Salvo esta excepción: el Masoquista masculino es aquel que reúne en y por lo virtual lo real de la Mujer al presentar su goce a sus pies, al irrealizar ese goce cerca de la plenitud virtual del Deseo que lo reabsorbe sin tregua. Pero ese “real de la Mujer” no es otro que la identidad deseo = goce, aquel que ella precisamente ha perdido, y definitivamente, por la violencia “falogocéntrica” originaria: ella tampoco “encuentra” esa identidad sino virtualmente, pero por alguna razón “desde abajo”, “volviendo a descender”. “Lo inaccesible virtual” que Badiou estenografiaba de la esencia infinita del “goce” femenino, la “decisión axiomática” que permite acercarse a él, asintóticamente, no se hace, como en la posición masculina, por “remontada”, sino por “redescenso”. El “pompoir” singular por el que las dos posiciones se “reúnen” son dos asíntotas donde, en lo virtual, Ama y Esclavo, hombre y mujer, “comulgan” en el acontecimiento deleuziano propiamente dicho: lo virtual puro donde deseo y goce se identifican nuevamente, siendo inaccesibles en lo real como tales para el animal humano, debido al pecado original. Tal es la “viñeta” de la escena eterna que nos describe Deleuze: él produjo completamente, por tanto, la ontología femenina propiamente dicha, con medios de una impresionante sutilidad. Consiguió “devenir-mujer”, en el concepto: producir, eternamente, la metafísica de la posición “mujer”, que nosotros hacemos comunicar con el “machismo trascendental”.
Sin embargo, aunque aquí bajo mi propio riesgo, tal vez podamos decir que en efecto Deleuze es a Badiou, como por adelantado, lo que Aristóteles es a Platón, por las razones arqueolibidinales que hemos puesto aquí en evidencia. La libido masculina sólo puede ser “ascensional”, y entonces su verdad sólo puede estar “abajo”: para subir hace falta estar en el suelo.3 A la inversa, la libido femenina sólo puede ser “ahondante”, contraascensional, activando los medios para “redescender” a la identidad “ctónica” deseo = goce cuya violencia falogocéntrica siempre la ha partido. Pero es por esto que ella permanece, por su parte, “arriba”: para redescender hace falta sobrealzarse. Y ésta es la “viñeta” de Deleuze en su verdad eterna.
Ahora bien, corre una anécdota sobre Aristóteles quien, poseído por su Deseo por una célebre prostituta griega, habría dejado a ésta “montarlo” a horcajadas. Aristóteles, la “mujer” de Platón, el “masoquismo” del sadismo inherente a todo platonismo, como lo ha conjeturado Milner, es asimismo la verdad de éste: mucho antes de Sacher-Masoch y Deleuze. Ontológicamente, la “verdad” de la ascensión separadora y viril es la inmunda mezcla subterránea y ctónica que la sanciona.
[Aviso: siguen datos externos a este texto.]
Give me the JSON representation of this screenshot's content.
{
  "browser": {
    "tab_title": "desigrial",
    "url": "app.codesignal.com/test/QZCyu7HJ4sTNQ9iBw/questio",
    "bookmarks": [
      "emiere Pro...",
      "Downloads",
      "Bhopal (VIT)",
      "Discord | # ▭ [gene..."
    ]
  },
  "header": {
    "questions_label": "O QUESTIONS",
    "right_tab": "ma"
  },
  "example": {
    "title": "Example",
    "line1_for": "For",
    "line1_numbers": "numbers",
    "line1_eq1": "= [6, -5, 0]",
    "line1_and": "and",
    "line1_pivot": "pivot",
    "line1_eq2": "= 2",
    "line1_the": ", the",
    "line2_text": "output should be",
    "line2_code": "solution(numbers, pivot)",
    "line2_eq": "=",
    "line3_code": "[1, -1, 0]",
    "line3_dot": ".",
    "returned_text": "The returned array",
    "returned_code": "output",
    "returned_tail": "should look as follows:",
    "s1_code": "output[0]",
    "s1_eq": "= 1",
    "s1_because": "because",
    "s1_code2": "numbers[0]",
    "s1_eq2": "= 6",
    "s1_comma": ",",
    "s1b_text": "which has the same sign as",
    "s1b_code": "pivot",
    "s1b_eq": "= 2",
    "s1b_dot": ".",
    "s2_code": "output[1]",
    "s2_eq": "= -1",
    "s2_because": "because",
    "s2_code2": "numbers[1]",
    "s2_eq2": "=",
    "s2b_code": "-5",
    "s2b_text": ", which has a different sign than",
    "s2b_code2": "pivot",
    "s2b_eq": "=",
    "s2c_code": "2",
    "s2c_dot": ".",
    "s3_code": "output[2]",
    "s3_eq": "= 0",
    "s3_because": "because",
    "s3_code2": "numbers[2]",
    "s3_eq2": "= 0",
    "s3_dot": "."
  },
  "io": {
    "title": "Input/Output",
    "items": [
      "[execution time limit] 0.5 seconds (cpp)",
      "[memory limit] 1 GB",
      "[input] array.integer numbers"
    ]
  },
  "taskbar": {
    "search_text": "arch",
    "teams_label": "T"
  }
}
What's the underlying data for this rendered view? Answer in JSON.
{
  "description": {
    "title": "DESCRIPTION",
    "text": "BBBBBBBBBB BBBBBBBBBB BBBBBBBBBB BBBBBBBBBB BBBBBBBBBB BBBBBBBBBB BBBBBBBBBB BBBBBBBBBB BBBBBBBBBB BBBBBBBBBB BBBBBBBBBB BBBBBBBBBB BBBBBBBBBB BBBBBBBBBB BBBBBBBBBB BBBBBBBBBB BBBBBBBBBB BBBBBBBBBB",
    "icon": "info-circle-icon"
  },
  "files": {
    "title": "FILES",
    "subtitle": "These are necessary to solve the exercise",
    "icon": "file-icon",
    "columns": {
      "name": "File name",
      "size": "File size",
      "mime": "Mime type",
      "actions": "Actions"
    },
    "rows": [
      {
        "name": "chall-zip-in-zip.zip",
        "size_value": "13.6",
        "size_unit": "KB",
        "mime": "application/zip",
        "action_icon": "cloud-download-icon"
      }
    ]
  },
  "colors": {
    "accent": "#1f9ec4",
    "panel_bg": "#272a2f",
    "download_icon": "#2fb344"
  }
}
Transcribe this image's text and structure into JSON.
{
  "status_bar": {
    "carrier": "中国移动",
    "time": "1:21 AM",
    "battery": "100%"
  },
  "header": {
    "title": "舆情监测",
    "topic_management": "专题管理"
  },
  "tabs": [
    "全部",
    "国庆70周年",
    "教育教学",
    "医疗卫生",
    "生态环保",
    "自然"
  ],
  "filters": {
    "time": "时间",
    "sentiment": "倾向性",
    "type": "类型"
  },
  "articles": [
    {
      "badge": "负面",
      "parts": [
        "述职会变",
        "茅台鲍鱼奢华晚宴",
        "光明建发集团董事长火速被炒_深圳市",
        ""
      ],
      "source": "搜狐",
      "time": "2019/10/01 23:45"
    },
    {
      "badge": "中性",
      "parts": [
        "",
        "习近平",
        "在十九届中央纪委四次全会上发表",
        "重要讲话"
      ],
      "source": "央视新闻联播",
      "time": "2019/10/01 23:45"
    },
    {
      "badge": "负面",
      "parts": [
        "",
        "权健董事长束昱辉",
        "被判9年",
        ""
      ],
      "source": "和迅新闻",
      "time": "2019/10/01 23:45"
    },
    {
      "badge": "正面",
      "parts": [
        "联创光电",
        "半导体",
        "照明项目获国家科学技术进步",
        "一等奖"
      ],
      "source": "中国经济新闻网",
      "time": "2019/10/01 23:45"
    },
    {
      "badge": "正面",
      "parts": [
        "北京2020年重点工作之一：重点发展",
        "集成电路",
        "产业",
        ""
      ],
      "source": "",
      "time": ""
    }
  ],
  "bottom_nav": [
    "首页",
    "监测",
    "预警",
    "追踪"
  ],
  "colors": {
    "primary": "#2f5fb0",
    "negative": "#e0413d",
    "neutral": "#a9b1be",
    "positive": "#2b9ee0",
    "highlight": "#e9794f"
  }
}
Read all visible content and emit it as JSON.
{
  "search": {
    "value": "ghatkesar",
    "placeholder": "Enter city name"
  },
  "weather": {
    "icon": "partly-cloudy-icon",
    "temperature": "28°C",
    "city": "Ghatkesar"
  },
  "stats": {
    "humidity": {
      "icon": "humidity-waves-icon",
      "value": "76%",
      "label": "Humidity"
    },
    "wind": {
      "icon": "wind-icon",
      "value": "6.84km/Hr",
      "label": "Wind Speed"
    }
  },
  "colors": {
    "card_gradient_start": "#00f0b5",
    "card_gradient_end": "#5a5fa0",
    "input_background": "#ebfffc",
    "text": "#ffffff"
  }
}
En el principio, la esquizofrenia: el presocratismo es la esquizofrenia propiamente filosófica, la profundidad absoluta cavada en los cuerpos y el pensamiento, y que hace que Hölderlin antes de Nietzsche haya encontrado a Empédocles. […] Se trata de un mundo del terror y la crueldad, del incesto y la antropofagia.


Ese mundo, para un badiousista, o digamos para un badiousista “kacemizado”, es el de las verdades, y no del principio. El principio es aquello que permite terror y crueldad, incesto y antropofagia: antes del pecado original, nada de todo esto: a lo sumo figuras del tipo “el pez grande come al pequeño”. Es también la apropiación lo que permite, a continuación, la esquizofrenia, que es todo salvo “en el principio”, pero infinitamente posterior.  Cuando Badiou dice que el hombre es el animal que habita la mayor cantidad de mundos, dice de manera estricta —pero inconscientemente, así que soy yo quien lo dice— que la esquizofrenia es una de esas caras, oscuras, de la aptitud antropológica para la apropiación “ilimitada” del ser. Ella no está, ciertamente, “en el fondo” de las cosas. Digamos incluso que es de este modo como yo singularizo mi “vista” del acontecimiento con respecto de la de Badiou: las verdades eternas se consiguen también a costa de ho­rrores innumerables. Éstos sólo existen por nosotros. No “en el fondo de las cosas”, como para Deleuze, tampoco en la inexistencia beata a la que los condena la contemplación ontológica de Badiou, y que los irrealiza más de lo que querrían. Deleuze, de manera ética, otorga una plenitud ontológica, y por tanto resignada, al Mal (“antropofagia, incesto”, etc.), al virtualizarlo. Badiou irrealiza el propio Mal en el Cielo subjetivante de las verdades eternas, angélicas y benedictinas.
Concluyo en esta verdadera profesión de fe emitida por Deleuze, que excede, en algún sentido, su ontología estricta: ésta más bien prescribe aquello que su lector puede hacer mejor con ella.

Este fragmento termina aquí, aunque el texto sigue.